Tiga Preman

46 38 12
                                    

Sudah sekitar satu jam yang lalu bel pulang sekolah sudah berbunyi nyaring menandakan kalau waktu belajar untuk hari ini telah usai.

Seperti kota tua tanpa penghuni, Bina Bangsa dengan gedung-gedung tingginya yang menjulang sunyi tanpa satu pun suara manusia yang mengisinya.

Mungkin sekarang siswa lain sudah rebahan cantik di kasur empuknya atau nongkrong bareng teman-temannya di cafe-cafe seperti gaya anak gaul jaman sekarang.

Lain halnya dengan ku sekarang yang masih memunguti bungkusan jajanan di gedung serbaguna, keringatku mengalir deras dari dahi.

Untuk kesekian kalinya tanganku sibuk mengelap peluh di kening, lalu kembali memunguti sampah-sampah yang berserakan di lantai berbahan keramik itu.

Padahal sudah ada dua tempat sampah yang begitu besar di pojok gedung, tetapi manusia-manusia bebal di Bina Bangsa ini masih saja membuang sembarangan sampah-sampah bekas mereka mengisi lambung.

Karena kakiku sudah terasa pegal karena berjongkok dan berdiri secara terus menerus untuk memunguti sampah, akhirnya ku putuskan untuk beristirahat sejenak dengan duduk di salah satu jejeran kursi tribune.

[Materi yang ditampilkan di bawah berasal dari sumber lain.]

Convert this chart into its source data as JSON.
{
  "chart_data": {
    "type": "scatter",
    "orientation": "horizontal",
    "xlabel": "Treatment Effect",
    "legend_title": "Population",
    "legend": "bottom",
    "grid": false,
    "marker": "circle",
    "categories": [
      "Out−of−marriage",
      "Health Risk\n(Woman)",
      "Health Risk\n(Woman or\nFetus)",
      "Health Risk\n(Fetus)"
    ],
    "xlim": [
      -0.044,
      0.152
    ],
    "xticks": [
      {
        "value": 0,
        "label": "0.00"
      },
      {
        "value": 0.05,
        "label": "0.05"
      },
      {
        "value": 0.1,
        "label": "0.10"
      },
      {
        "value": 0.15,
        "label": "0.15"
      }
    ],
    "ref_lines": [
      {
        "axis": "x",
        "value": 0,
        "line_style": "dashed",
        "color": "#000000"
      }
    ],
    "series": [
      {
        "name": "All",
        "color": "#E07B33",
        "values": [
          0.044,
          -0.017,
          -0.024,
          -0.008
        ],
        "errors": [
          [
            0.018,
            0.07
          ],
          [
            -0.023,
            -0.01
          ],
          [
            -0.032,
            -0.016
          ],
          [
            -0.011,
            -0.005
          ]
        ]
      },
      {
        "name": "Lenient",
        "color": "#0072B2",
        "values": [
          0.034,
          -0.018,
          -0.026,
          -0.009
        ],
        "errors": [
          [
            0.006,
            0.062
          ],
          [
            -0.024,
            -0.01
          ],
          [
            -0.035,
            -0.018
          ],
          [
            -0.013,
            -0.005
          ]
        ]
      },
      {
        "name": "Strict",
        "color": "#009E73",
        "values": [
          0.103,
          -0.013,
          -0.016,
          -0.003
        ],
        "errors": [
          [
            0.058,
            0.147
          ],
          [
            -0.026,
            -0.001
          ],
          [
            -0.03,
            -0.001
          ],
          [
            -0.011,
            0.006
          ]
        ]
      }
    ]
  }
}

"Nih" Sebuah tangan dengan hiasan jam tangan di pergelangannya menyodorkan sebotol minuman isotonik kepada ku.

Ku angkat wajahku untuk melihat siapa manusia pemberi minuman itu.

Yudha, ia berdiri di sana dengan tangan yang masih memegang sebotol minuman isotonik.

Menyadari keberadaan manusia itu, aku langsung memalingkan wajah dan berniat pergi jauh dari tempat itu.

Namun belum sempat aku melangkah, Yudha sudah lebih cepat mencegat ku dan membuat aku mengurungkan niat untuk melangkah.

"Mau apa lagi?" Tanyaku kesal.

"Minum dulu gih" Yudha meraih tanganku, lalu memaksa jemariku untuk menggenggam botol itu.

"Aku gak haus" Ucapku datar.

"Tapi kok keringetan gitu?"

Tanpa suara sedikit pun, aku menarik botol minuman itu dan langsung menjauh dari keberadaannya.

***

"Pak Anton!" Teriakku nyaring untuk memanggil pria yang selalu menjaga gerbang sekolah itu.

Dan tak lama kemudian, muncullah sosok pak Anton dengan mata yang merah. Sepertinya ia sebelumnya tengah tidur.

"Kenapa nak?" Tanya pak Anton sambil mengucek matanya untuk menstabilkan indera penglihatannya itu.

"Lagi tidur ya pak?" Tanyaku merasa bersalah karena telah mengganggu sosok pria paruh baya itu.

"Taulah" Ucap pak Anton cengengesan.

"Tumben belum pulang?"

"Biasa, orang sibuk mah selalu pulang belakangan pak" Ucapku membanggakan diri, padahal nyatanya aku baru saja menyelesaikan hukuman.

"Kalo mau lanjut tidur gak apa-apa pak, bentar lagi Nabila mau pulang juga" Ujarku sungkan.

Hanya dibalas dengan senyuman tulus dari pak Anton, akhirnya aku menjauh dari pos satpam Bina Bangsa itu dan menuju pinggir jalanan untuk menunggu angkutan umum yang dapat aku tumpangi.

Namun setelah sekian lama aku menunggu di sana, tidak ada satu pun kendaraan yang dapat membawa ku pulang menuju rumah. Sedari tadi hanya ada mobil yang hilir mudik dengan kecepatan tinggi melintas di hadapanku.

Tak lama kemudian suara mesin motor milik Yudha yang sudah sangat aku kenali terdengar dari kejauhan, aku sudah sangat paham pertanda ini. Pasti nantinya Yudha akan membujukku untuk naik ke boncengannya lalu ia akan mengantar ku pulang, itung-itung aku bisa hemat uang saku juga.